Arts & Entertainment, Music

Wintersleep works twice as hard on the road

bighassle.com

It turns out that great albums can happen while you’re busy making other plans. Halifax’s Wintersleep wrote the bulk of their latest album, New Inheritors, while on tour. In addition to getting ready for their show each night, the band spent part of their soundcheck ironing out new songs. As you might expect, finding the time to do so is no easy task.

“It depends on the tour, it depends on how much time you have on stage to [sound]check before the show,” says bassist Mike Bigelow. “Once it’s time for the show, it’s got to be all songs that people already know, or [the songs] have got to be finished.”

Perhaps the band is able to produce new material this way because each member contributes as a songwriter.

 “It’s the first Wintersleep record with this lineup,” says Bigelow. “Everyone in the band also plays guitar and writes, maybe not even full songs, but [is] always writing music and working on stuff at home.”

This type of songwriting shows on the album. New Inheritors has a lot of variety. Just compare the first two singles: “Black Camera,” a minor key straight-ahead rock song, and “New Inheritors,” a slower vocal-driven song with folk undertones. Sometimes the polarity can be seen in a single song, like “Experience The Jewel,” a quiet, jazzy opening-track-turned-epic-overture.

Several songs have a darker feel than Wintersleep’s earlier work. However, Bigelow claims that wasn’t the band’s intent.

“I’m not denying it, but I also don’t think we went in with a conscious effort to make a dark rock album,” he says.

In terms of the content, Bigelow says that on songs like “Black Camera,” it’s up to the listener to come up with their own meaning.

“When it comes to Paul’s lyrics he doesn’t talk about them too much and we don’t really ask,” he jokes. “Paul’s a very interesting writer in a lot of ways and we all respect and admire his lyricism for sure.”

Wintersleep are currently working their way across Canada and the northern United States with the Besnard Lakes.

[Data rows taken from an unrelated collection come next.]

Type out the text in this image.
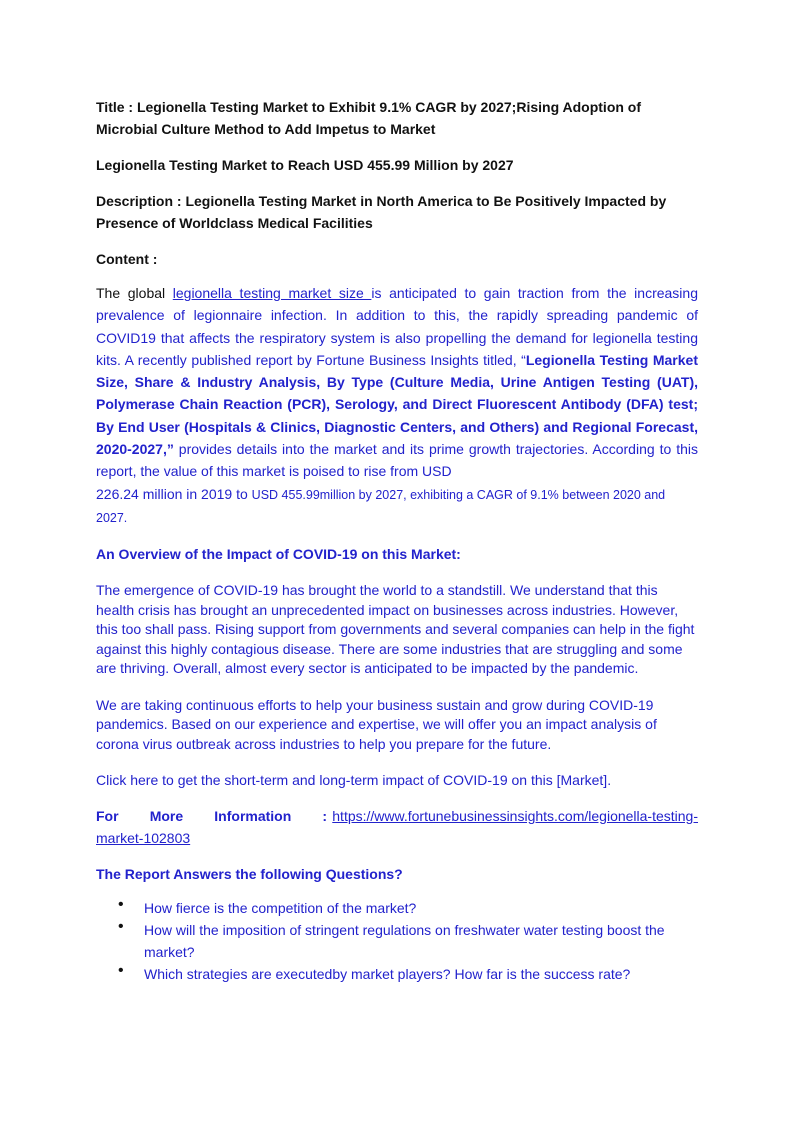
Title : Legionella Testing Market to Exhibit 9.1% CAGR by 2027;Rising Adoption of Microbial Culture Method to Add Impetus to Market

Legionella Testing Market to Reach USD 455.99 Million by 2027

Description : Legionella Testing Market in North America to Be Positively Impacted by Presence of Worldclass Medical Facilities

Content :

The global legionella testing market size is anticipated to gain traction from the increasing prevalence of legionnaire infection. In addition to this, the rapidly spreading pandemic of COVID19 that affects the respiratory system is also propelling the demand for legionella testing kits. A recently published report by Fortune Business Insights titled, “Legionella Testing Market Size, Share & Industry Analysis, By Type (Culture Media, Urine Antigen Testing (UAT), Polymerase Chain Reaction (PCR), Serology, and Direct Fluorescent Antibody (DFA) test; By End User (Hospitals & Clinics, Diagnostic Centers, and Others) and Regional Forecast, 2020-2027,” provides details into the market and its prime growth trajectories. According to this report, the value of this market is poised to rise from USD
226.24 million in 2019 to USD 455.99million by 2027, exhibiting a CAGR of 9.1% between 2020 and 2027.

An Overview of the Impact of COVID-19 on this Market:

The emergence of COVID-19 has brought the world to a standstill. We understand that this health crisis has brought an unprecedented impact on businesses across industries. However, this too shall pass. Rising support from governments and several companies can help in the fight against this highly contagious disease. There are some industries that are struggling and some are thriving. Overall, almost every sector is anticipated to be impacted by the pandemic.

We are taking continuous efforts to help your business sustain and grow during COVID-19 pandemics. Based on our experience and expertise, we will offer you an impact analysis of corona virus outbreak across industries to help you prepare for the future.

Click here to get the short-term and long-term impact of COVID-19 on this [Market].

For More Information : https://www.fortunebusinessinsights.com/legionella-testing-market-102803

The Report Answers the following Questions?

• How fierce is the competition of the market?
• How will the imposition of stringent regulations on freshwater water testing boost the market?
• Which strategies are executedby market players? How far is the success rate?
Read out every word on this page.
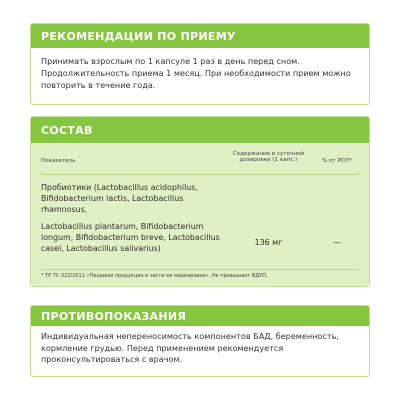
РЕКОМЕНДАЦИИ ПО ПРИЕМУ
Принимать взрослым по 1 капсуле 1 раз в день перед сном. Продолжительность приема 1 месяц. При необходимости прием можно повторить в течение года.
СОСТАВ
Показатель
Содержание в суточной дозировке (1 капс.)	% от РСП*
Пробиотики (Lactobacillus acidophilus, Bifidobacterium lactis, Lactobacillus rhamnosus,
Lactobacillus plantarum, Bifidobacterium longum, Bifidobacterium breve, Lactobacillus casei, Lactobacillus salivarius)
136 мг	—
* ТР ТС 022/2011 «Пищевая продукция в части ее маркировки». Не превышает ВДУП.
ПРОТИВОПОКАЗАНИЯ
Индивидуальная непереносимость компонентов БАД, беременность, кормление грудью. Перед применением рекомендуется проконсультироваться с врачом.
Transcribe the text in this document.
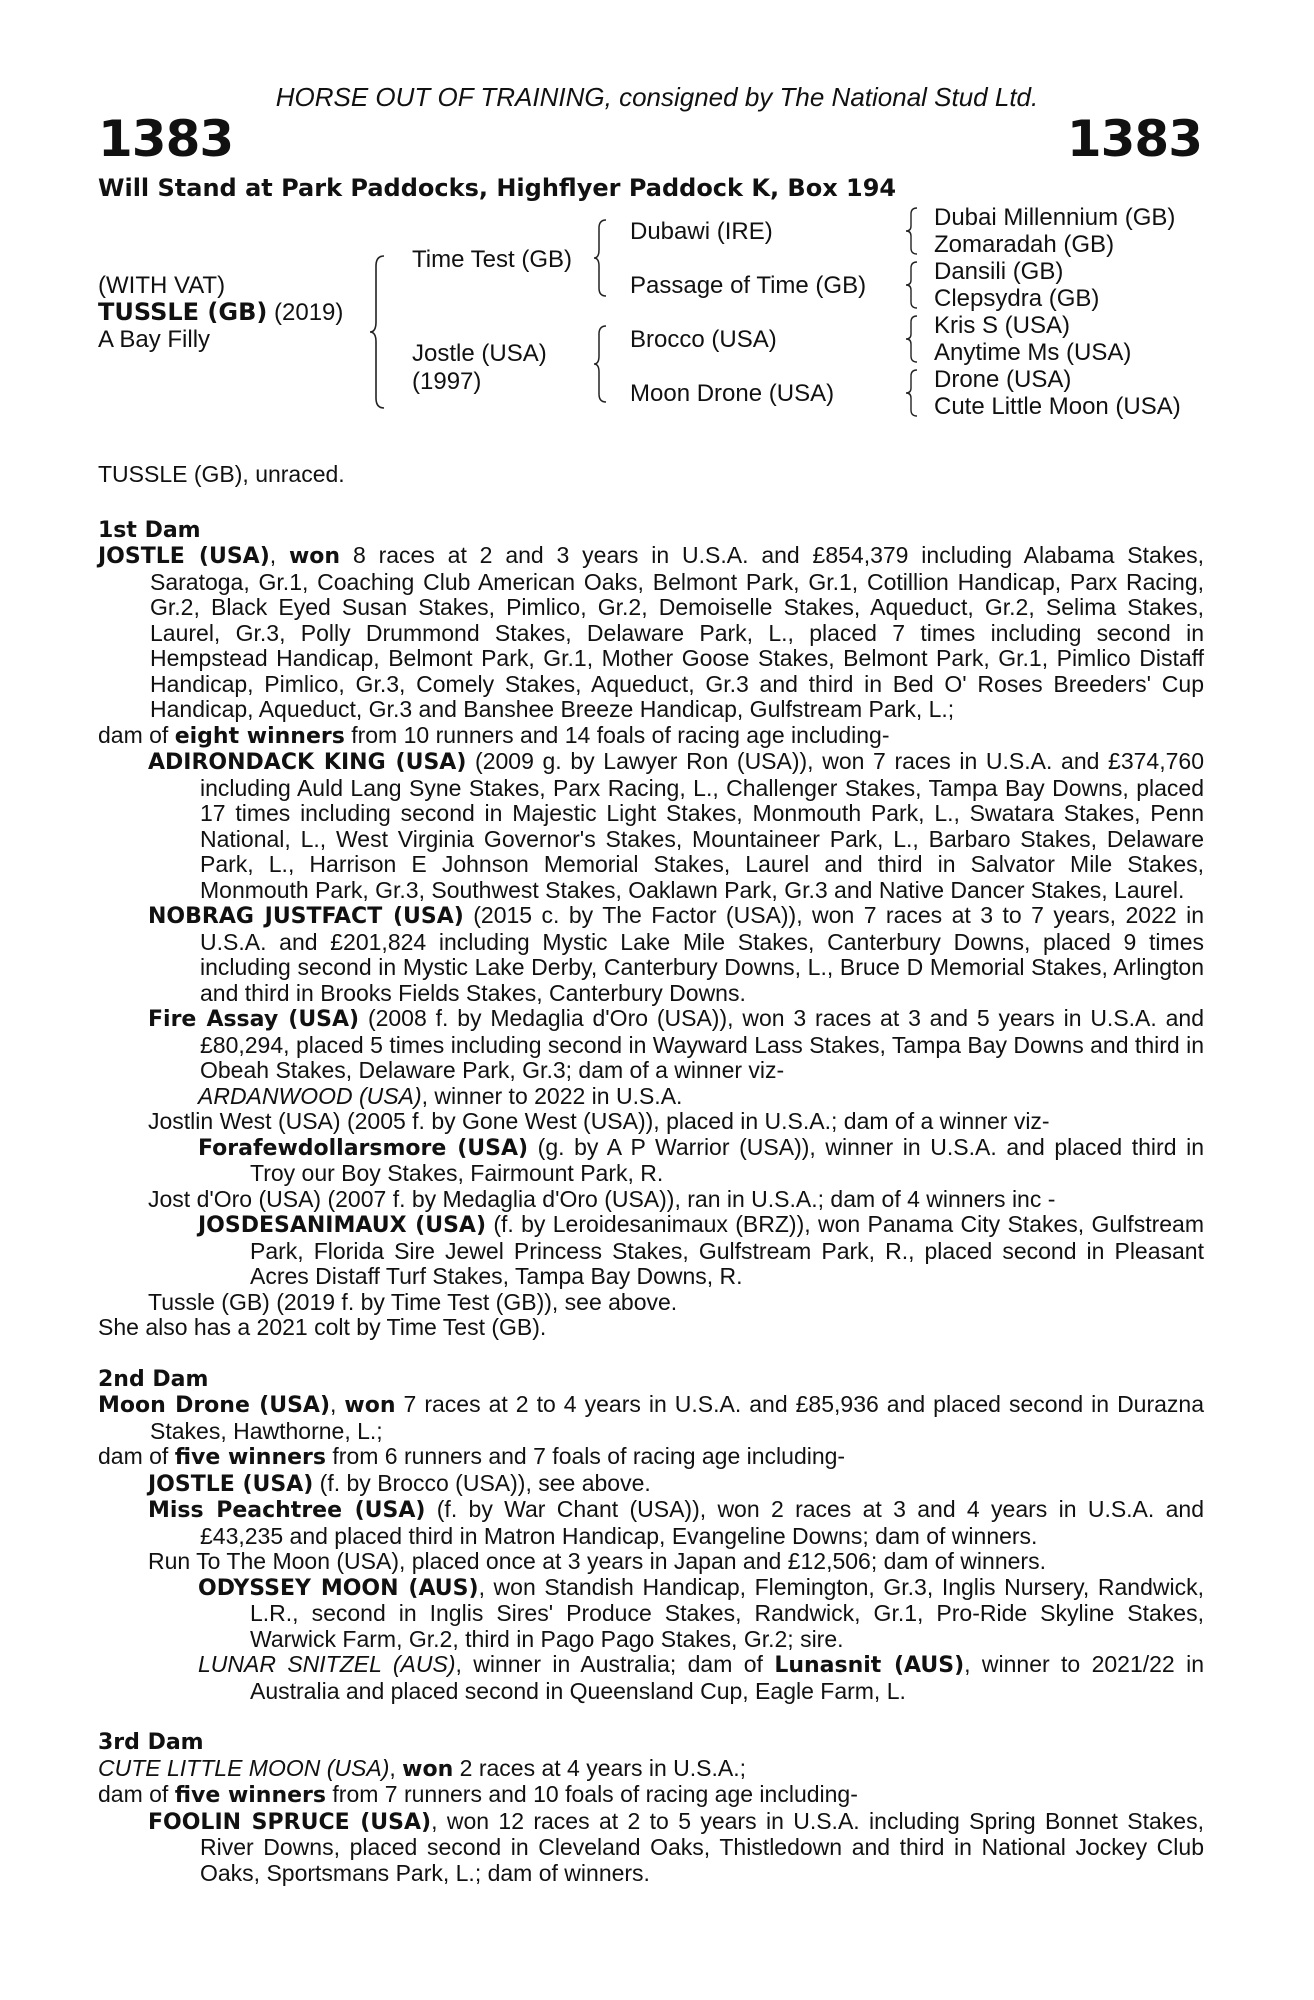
HORSE OUT OF TRAINING, consigned by The National Stud Ltd.
1383	1383
Will Stand at Park Paddocks, Highflyer Paddock K, Box 194
(WITH VAT)
TUSSLE (GB) (2019)
A Bay Filly
Time Test (GB)
Jostle (USA)
(1997)
Dubawi (IRE)
Passage of Time (GB)
Brocco (USA)
Moon Drone (USA)
Dubai Millennium (GB)
Zomaradah (GB)
Dansili (GB)
Clepsydra (GB)
Kris S (USA)
Anytime Ms (USA)
Drone (USA)
Cute Little Moon (USA)

TUSSLE (GB), unraced.

1st Dam

JOSTLE (USA), won 8 races at 2 and 3 years in U.S.A. and £854,379 including Alabama Stakes, Saratoga, Gr.1, Coaching Club American Oaks, Belmont Park, Gr.1, Cotillion Handicap, Parx Racing, Gr.2, Black Eyed Susan Stakes, Pimlico, Gr.2, Demoiselle Stakes, Aqueduct, Gr.2, Selima Stakes, Laurel, Gr.3, Polly Drummond Stakes, Delaware Park, L., placed 7 times including second in Hempstead Handicap, Belmont Park, Gr.1, Mother Goose Stakes, Belmont Park, Gr.1, Pimlico Distaff Handicap, Pimlico, Gr.3, Comely Stakes, Aqueduct, Gr.3 and third in Bed O' Roses Breeders' Cup Handicap, Aqueduct, Gr.3 and Banshee Breeze Handicap, Gulfstream Park, L.;

dam of eight winners from 10 runners and 14 foals of racing age including-

ADIRONDACK KING (USA) (2009 g. by Lawyer Ron (USA)), won 7 races in U.S.A. and £374,760 including Auld Lang Syne Stakes, Parx Racing, L., Challenger Stakes, Tampa Bay Downs, placed 17 times including second in Majestic Light Stakes, Monmouth Park, L., Swatara Stakes, Penn National, L., West Virginia Governor's Stakes, Mountaineer Park, L., Barbaro Stakes, Delaware Park, L., Harrison E Johnson Memorial Stakes, Laurel and third in Salvator Mile Stakes, Monmouth Park, Gr.3, Southwest Stakes, Oaklawn Park, Gr.3 and Native Dancer Stakes, Laurel.

NOBRAG JUSTFACT (USA) (2015 c. by The Factor (USA)), won 7 races at 3 to 7 years, 2022 in U.S.A. and £201,824 including Mystic Lake Mile Stakes, Canterbury Downs, placed 9 times including second in Mystic Lake Derby, Canterbury Downs, L., Bruce D Memorial Stakes, Arlington and third in Brooks Fields Stakes, Canterbury Downs.

Fire Assay (USA) (2008 f. by Medaglia d'Oro (USA)), won 3 races at 3 and 5 years in U.S.A. and £80,294, placed 5 times including second in Wayward Lass Stakes, Tampa Bay Downs and third in Obeah Stakes, Delaware Park, Gr.3; dam of a winner viz-

ARDANWOOD (USA), winner to 2022 in U.S.A.

Jostlin West (USA) (2005 f. by Gone West (USA)), placed in U.S.A.; dam of a winner viz-

Forafewdollarsmore (USA) (g. by A P Warrior (USA)), winner in U.S.A. and placed third in Troy our Boy Stakes, Fairmount Park, R.

Jost d'Oro (USA) (2007 f. by Medaglia d'Oro (USA)), ran in U.S.A.; dam of 4 winners inc -

JOSDESANIMAUX (USA) (f. by Leroidesanimaux (BRZ)), won Panama City Stakes, Gulfstream Park, Florida Sire Jewel Princess Stakes, Gulfstream Park, R., placed second in Pleasant Acres Distaff Turf Stakes, Tampa Bay Downs, R.

Tussle (GB) (2019 f. by Time Test (GB)), see above.

She also has a 2021 colt by Time Test (GB).

2nd Dam

Moon Drone (USA), won 7 races at 2 to 4 years in U.S.A. and £85,936 and placed second in Durazna Stakes, Hawthorne, L.;

dam of five winners from 6 runners and 7 foals of racing age including-

JOSTLE (USA) (f. by Brocco (USA)), see above.

Miss Peachtree (USA) (f. by War Chant (USA)), won 2 races at 3 and 4 years in U.S.A. and £43,235 and placed third in Matron Handicap, Evangeline Downs; dam of winners.

Run To The Moon (USA), placed once at 3 years in Japan and £12,506; dam of winners.

ODYSSEY MOON (AUS), won Standish Handicap, Flemington, Gr.3, Inglis Nursery, Randwick, L.R., second in Inglis Sires' Produce Stakes, Randwick, Gr.1, Pro-Ride Skyline Stakes, Warwick Farm, Gr.2, third in Pago Pago Stakes, Gr.2; sire.

LUNAR SNITZEL (AUS), winner in Australia; dam of Lunasnit (AUS), winner to 2021/22 in Australia and placed second in Queensland Cup, Eagle Farm, L.

3rd Dam

CUTE LITTLE MOON (USA), won 2 races at 4 years in U.S.A.;

dam of five winners from 7 runners and 10 foals of racing age including-

FOOLIN SPRUCE (USA), won 12 races at 2 to 5 years in U.S.A. including Spring Bonnet Stakes, River Downs, placed second in Cleveland Oaks, Thistledown and third in National Jockey Club Oaks, Sportsmans Park, L.; dam of winners.
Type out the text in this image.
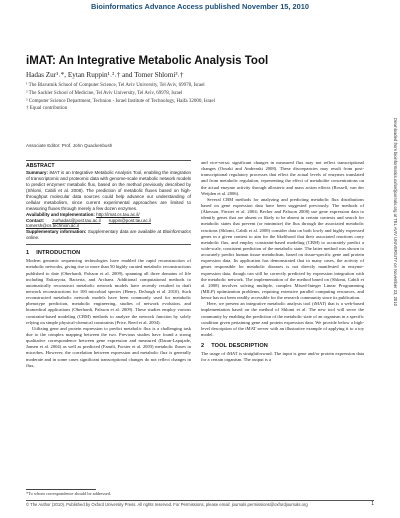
Bioinformatics Advance Access published November 15, 2010
Downloaded from bioinformatics.oxfordjournals.org at TEL AVIV UNIVERSITY on November 23, 2010
iMAT: An Integrative Metabolic Analysis Tool
Hadas Zur¹˒*, Eytan Ruppin¹˒²˒† and Tomer Shlomi³˒†
¹ The Blavatnik School of Computer Science, Tel Aviv University, Tel Aviv, 69978, Israel
² The Sackler School of Medicine, Tel Aviv University, Tel Aviv, 69978, Israel
³ Computer Science Department, Technion - Israel Institute of Technology, Haifa 32000, Israel
† Equal contribution
Associate Editor: Prof. John Quackenbush
ABSTRACT
Summary: iMAT is an Integrative Metabolic Analysis Tool, enabling the integration of transcriptomic and proteomic data with genome-scale metabolic network models to predict enzymes' metabolic flux, based on the method previously described by (Shlomi, Cabili et al. 2008). The prediction of metabolic fluxes based on high-throughput molecular data sources could help advance our understanding of cellular metabolism, since current experimental approaches are limited to measuring fluxes through merely a few dozen enzymes.
Availability and Implementation: http://imat.cs.tau.ac.il/
Contact: zurhadas@post.tau.ac.il ruppin@post.tau.ac.il
tomersh@cs.technion.ac.il
Supplementary information: Supplementary data are available at Bioinformatics online.
1 INTRODUCTION

Modern genomic sequencing technologies have enabled the rapid reconstruction of metabolic networks, giving rise to more than 50 highly curated metabolic reconstructions published to date (Oberhardt, Palsson et al. 2009), spanning all three domains of life including Eukaryota, Bacteria, and Archaea. Additional computational methods to automatically reconstruct metabolic network models have recently resulted in draft network reconstructions for 100 microbial species (Henry, DeJongh et al. 2010). Such reconstructed metabolic network models have been commonly used for metabolic phenotype prediction, metabolic engineering, studies of network evolution, and biomedical applications (Oberhardt, Palsson et al. 2009). These studies employ various constraint-based modeling (CBM) methods to analyze the network function by solely relying on simple physical-chemical constraints (Price, Reed et al. 2004).

Utilizing gene and protein expression to predict metabolic flux is a challenging task due to the complex mapping between the two. Previous studies have found a strong qualitative correspondence between gene expression and measured (Daran-Lapujade, Jansen et al. 2004) as well as predicted (Famili, Forster et al. 2003) metabolic fluxes in microbes. However, the correlation between expression and metabolic flux is generally moderate and in some cases significant transcriptional changes do not reflect changes in flux,

and vice-versa; significant changes in measured flux may not reflect transcriptional changes (Oosaki and Andreaski 2008). These discrepancies may result from post-transcriptional regulatory processes that effect the actual levels of enzymes translated and from metabolic regulation, representing the effect of metabolite concentrations on the actual enzyme activity through allosteric and mass action effects (Rossell, van der Weijden et al. 2006).

Several CBM methods for analyzing and predicting metabolic flux distributions based on gene expression data have been suggested previously. The methods of (Åkesson, Förster et al. 2004; Becker and Palsson 2008) use gene expression data to identify genes that are absent or likely to be absent in certain contexts and search for metabolic states that prevent (or minimize) the flux through the associated metabolic reactions (Shlomi, Cabili et al. 2008) consider data on both lowly and highly expressed genes in a given context to aim for the likelihood that their associated reactions carry metabolic flux, and employ constraint-based modeling (CBM) to accurately predict a wide-scale, consistent prediction of the metabolic state. The latter method was shown to accurately predict human tissue metabolism, based on tissue-specific gene and protein expression data. Its application has demonstrated that in many cases, the activity of genes responsible for metabolic diseases is not directly manifested in enzyme-expression data, though can still be correctly predicted by expression integration with the metabolic network. The implementation of the method based on (Shlomi, Cabili et al. 2008) involves solving multiple, complex Mixed-Integer Linear Programming (MILP) optimization problems, requiring extensive parallel computing resources, and hence has not been readily accessible for the research community since its publication.

Here, we present an integrative metabolic analysis tool (iMAT) that is a web-based implementation based on the method of Shlomi et al. The new tool will serve the community by enabling the prediction of the metabolic state of an organism in a specific condition given pertaining gene and protein expression data. We provide below a high-level description of the iMAT server with an illustrative example of applying it to a toy model.

2 TOOL DESCRIPTION

The usage of iMAT is straightforward. The input is gene and/or protein expression data for a certain organism. The output is a

*To whom correspondence should be addressed.
© The Author (2010). Published by Oxford University Press. All rights reserved. For Permissions, please email: journals.permissions@oxfordjournals.org	1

When playing live, the band carefully plans their set list to balance heavier rock songs with their quieter pop tracks.

“Lately we’ve been trying to play these two or three songs in a row that are all in the same tuning, and we can bang them out pretty quickly,” Bigelow says. “It’s fun to start the show out with two or three bangin’ rockers and then you can kind of take it in a different direction.”

Live, the band have also been trying to recreate some of the trickier sounds on the album, like the multiple layers at the end of “Baltic.” However, Bigelow says that their use of things like samplers is kept to a minimum on stage.

 After releasing their third album, Welcome to the Night Sky, the band won the 2008 Juno Award for New Group of the Year, but they haven’t let the award go to their heads.

“We’ve always worked really hard and toured a lot, if there is outside expectation we don’t really feel it because we’re on tour,” Bigelow says. “Wintersleep’s never been a band that had this big record and that was it, not ‘it’ of their career, but [that] just kind of skyrockets them. [For us] it’s always been a constant progression, which I think we prefer. I think that’s a better route.”

Wintersleep is playing Cabaret Mile End with the Besnard Lakes and Rah Rah on October 30.